Маркус оценил последний абзац, открывающий пятую главу, спокойно и, как он полагал, объективно. Присутствовал некий пророческий тон, от которого он сначала пытался избавиться. Задумывал он книгу как нечто очень холодное и суровое, составленное из ряда чрезвычайно простых утверждений. Но чем глубже он погружался в свою прозу, тем более страстно-высокопарной становилась она. Температура поднималась. Возможно, этого нельзя было избежать. Сила, так сказать, трения его подлинно сложной аргументации не могла не продуцировать определенное тепло. Честно говоря, может ли философия обходиться без страсти? Надо ли ее избегать? С глубоким удовлетворением Маркус ответил: не надо. Но ясность стиля при этом не должна страдать. Ведь его книга предназначается не только для философов. Он несет ответственность и перед эпохой. Le Pascal de nos jours.[14]Он улыбнулся.

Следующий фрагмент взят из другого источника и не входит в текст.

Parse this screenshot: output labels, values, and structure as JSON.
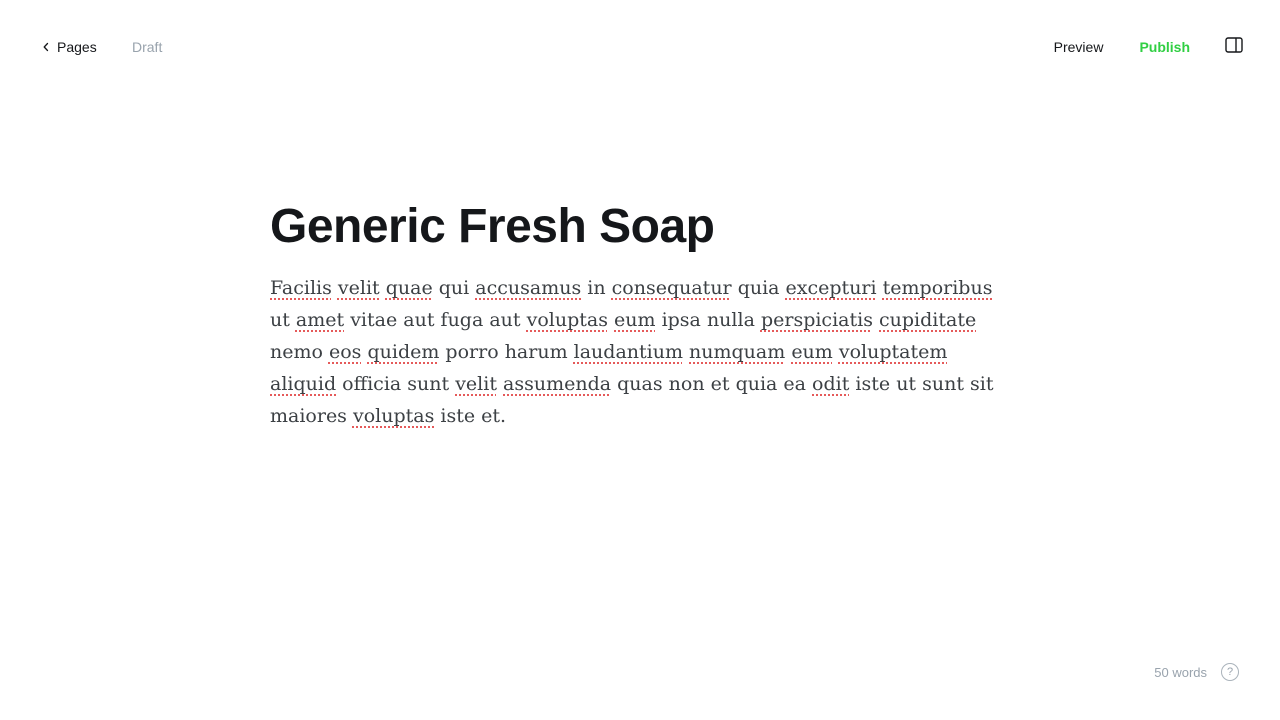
{
  "header": {
    "back_label": "Pages",
    "status": "Draft",
    "preview_label": "Preview",
    "publish_label": "Publish",
    "settings_icon": "sidebar-panel-icon",
    "back_icon": "chevron-left-icon"
  },
  "post": {
    "title": "Generic Fresh Soap",
    "body_words": [
      {
        "text": "Facilis",
        "misspelled": true
      },
      {
        "text": "velit",
        "misspelled": true
      },
      {
        "text": "quae",
        "misspelled": true
      },
      {
        "text": "qui",
        "misspelled": false
      },
      {
        "text": "accusamus",
        "misspelled": true
      },
      {
        "text": "in",
        "misspelled": false
      },
      {
        "text": "consequatur",
        "misspelled": true
      },
      {
        "text": "quia",
        "misspelled": false
      },
      {
        "text": "excepturi",
        "misspelled": true
      },
      {
        "text": "temporibus",
        "misspelled": true
      },
      {
        "text": "ut",
        "misspelled": false
      },
      {
        "text": "amet",
        "misspelled": true
      },
      {
        "text": "vitae",
        "misspelled": false
      },
      {
        "text": "aut",
        "misspelled": false
      },
      {
        "text": "fuga",
        "misspelled": false
      },
      {
        "text": "aut",
        "misspelled": false
      },
      {
        "text": "voluptas",
        "misspelled": true
      },
      {
        "text": "eum",
        "misspelled": true
      },
      {
        "text": "ipsa",
        "misspelled": false
      },
      {
        "text": "nulla",
        "misspelled": false
      },
      {
        "text": "perspiciatis",
        "misspelled": true
      },
      {
        "text": "cupiditate",
        "misspelled": true
      },
      {
        "text": "nemo",
        "misspelled": false
      },
      {
        "text": "eos",
        "misspelled": true
      },
      {
        "text": "quidem",
        "misspelled": true
      },
      {
        "text": "porro",
        "misspelled": false
      },
      {
        "text": "harum",
        "misspelled": false
      },
      {
        "text": "laudantium",
        "misspelled": true
      },
      {
        "text": "numquam",
        "misspelled": true
      },
      {
        "text": "eum",
        "misspelled": true
      },
      {
        "text": "voluptatem",
        "misspelled": true
      },
      {
        "text": "aliquid",
        "misspelled": true
      },
      {
        "text": "officia",
        "misspelled": false
      },
      {
        "text": "sunt",
        "misspelled": false
      },
      {
        "text": "velit",
        "misspelled": true
      },
      {
        "text": "assumenda",
        "misspelled": true
      },
      {
        "text": "quas",
        "misspelled": false
      },
      {
        "text": "non",
        "misspelled": false
      },
      {
        "text": "et",
        "misspelled": false
      },
      {
        "text": "quia",
        "misspelled": false
      },
      {
        "text": "ea",
        "misspelled": false
      },
      {
        "text": "odit",
        "misspelled": true
      },
      {
        "text": "iste",
        "misspelled": false
      },
      {
        "text": "ut",
        "misspelled": false
      },
      {
        "text": "sunt",
        "misspelled": false
      },
      {
        "text": "sit",
        "misspelled": false
      },
      {
        "text": "maiores",
        "misspelled": false
      },
      {
        "text": "voluptas",
        "misspelled": true
      },
      {
        "text": "iste",
        "misspelled": false
      },
      {
        "text": "et.",
        "misspelled": false
      }
    ]
  },
  "footer": {
    "word_count": "50 words",
    "help_label": "?",
    "help_icon": "help-circle-icon"
  },
  "colors": {
    "publish": "#30cf43",
    "muted": "#99a3ad",
    "text": "#15171a",
    "spellcheck": "#e55a5a"
  }
}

Маркус вернулся к сочинению книги как к своего рода утешению. Она росла, и это придавало ему силы. День ото дня увеличивалось количество страниц — увеличивался и он сам. Он поднимался, как поднимается корабль на волне прилива. Но при этом он был огорчен и напуган, и уверенность его была далека от совершенства. Его потрясла — а чем, он и сам не мог толком объяснить — встреча с епископом. Печалясь по поводу Карла, он смутно надеялся на какую-то помощь от епископа. Он был бы рад простой, даже грубоватой беседе о брате. Он ожидал, что епископ представит некую духовную версию Нориного здравого смысла. Он ожидал чего-то энергичного, свежего, тайно указующего на твердую почву. Таковы епископы, для этого они и существуют. И епископ как бы знал об этом, потому что хотел немного таким казаться. Но то, что прозвучало, вселило тревогу. Это был не тот текст, словно кто-то украдкой подменил страницы пьесы. Маркус ждал утешения относительно Карла, относительно всего происходящего — но напрасно. За словами епископа, человека терпимого, поклонника психологии, за его житейскими афоризмами открылась темная сцена: стены исчезли, и обнаружился мрак, бурлящий хаос, лишенный малейшего признака организации. Поэтому Маркус испытал неожиданное облегчение, когда, вновь занявшись книгой, обнаружил, что его аргументация нисколько не утратила убедительности.